Titula Ud. bien su comentario “IZQUIERDA IDIOTA” y no “CONCEJAL IDIOTA”
Don Juan Porras, es una víctima del convencimiento absoluto de la “superioridad ética de la izquierda” (Zapatero dixit) y de que la Cultura, refiriendose al conocimiento, solo la izquierda está en posesión de ella. Lo que da a individuo los mismos superpoderes que en la Edad Media daba el estar en Gracia de Dios.
Por ello disculpo el tono burlón y superior del alcalde, que lo entiendo destinado a la izquierda en general y a su tic de superioridad. Pues no me parece apropiado contestar de esa manera a una persona por muy errada que esta estuviera en su comentario.
Lo del convencimiento de la izquierda en su superioridad cultural no es de ahora.

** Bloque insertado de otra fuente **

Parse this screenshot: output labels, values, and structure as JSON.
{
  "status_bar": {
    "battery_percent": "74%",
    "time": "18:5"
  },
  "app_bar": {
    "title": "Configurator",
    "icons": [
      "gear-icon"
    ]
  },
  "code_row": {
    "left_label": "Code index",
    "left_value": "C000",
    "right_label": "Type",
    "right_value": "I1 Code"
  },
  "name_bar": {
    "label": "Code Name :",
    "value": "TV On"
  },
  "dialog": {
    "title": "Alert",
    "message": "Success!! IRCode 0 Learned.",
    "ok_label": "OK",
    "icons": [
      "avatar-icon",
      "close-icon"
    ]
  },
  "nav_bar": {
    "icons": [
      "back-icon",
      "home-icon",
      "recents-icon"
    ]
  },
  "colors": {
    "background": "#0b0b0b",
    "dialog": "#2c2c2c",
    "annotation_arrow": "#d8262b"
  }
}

Me permito abusar de su espacio para copiarle un fragmento del libro del falangista Rafael García Serrano “Diccionario para un macuto”:
“Sucedió cuando el cerco de Oviedo. Desde los parapetos nacionales se observaba un cercano trincherón enemigo que iba a volar con la primera mina utilizada por la gente de Aranda. Era una mañana de calma, y como si se hubiese pactado una tácita paz, apenas si se oía un disparo en todo el frente. Los observadores derivaron hacia el aspecto humano de la cuestión. En el trincherón se veía un centinela descuidado. Aquel hombre confiaba en la extraña tregua de la mañana y no hacia nada por ocultarse. Miraba las casas, el Naranco, las torres de la catedral, quizá la ventana con macetas de la novia. Los observadores sabían que era debajo de aquel hombre, más o menos, donde iba a reventar la mina.
Cuando la mina cumplió con su obligación, los observadores vieron al centinela elevarse por los aires, quedar suspendido un momento como si se hubiese agarrado a un celeste e invisible clavo y, finalmente, caer sobre el suelo con golpe sordo y seco, y borrarse entre la tierra y el humo. Luego se comentaron algunos detalles técnicos en torno a la explosión de la mina, y al rato los observadores avanzados y la guarnición de la trinchera nacional vieron con asombro que el centinela rojo se ponía en pie, vacilante, agobiado por un peso enorme. Le vieron sacudirse el polvo, que no era poco, dar unos pasos hacia los restos de su defensa y antes de saltar a cubierto—nadie, por otra parte, intentó darle gusto al dedo—, volverse con ademán colérico hacia la línea nacional, cerrar el puño y gritar lleno de dolorida pesadumbre:
—¡Cabrones! ¿Ye esa la cultura que vos enseña Franco?”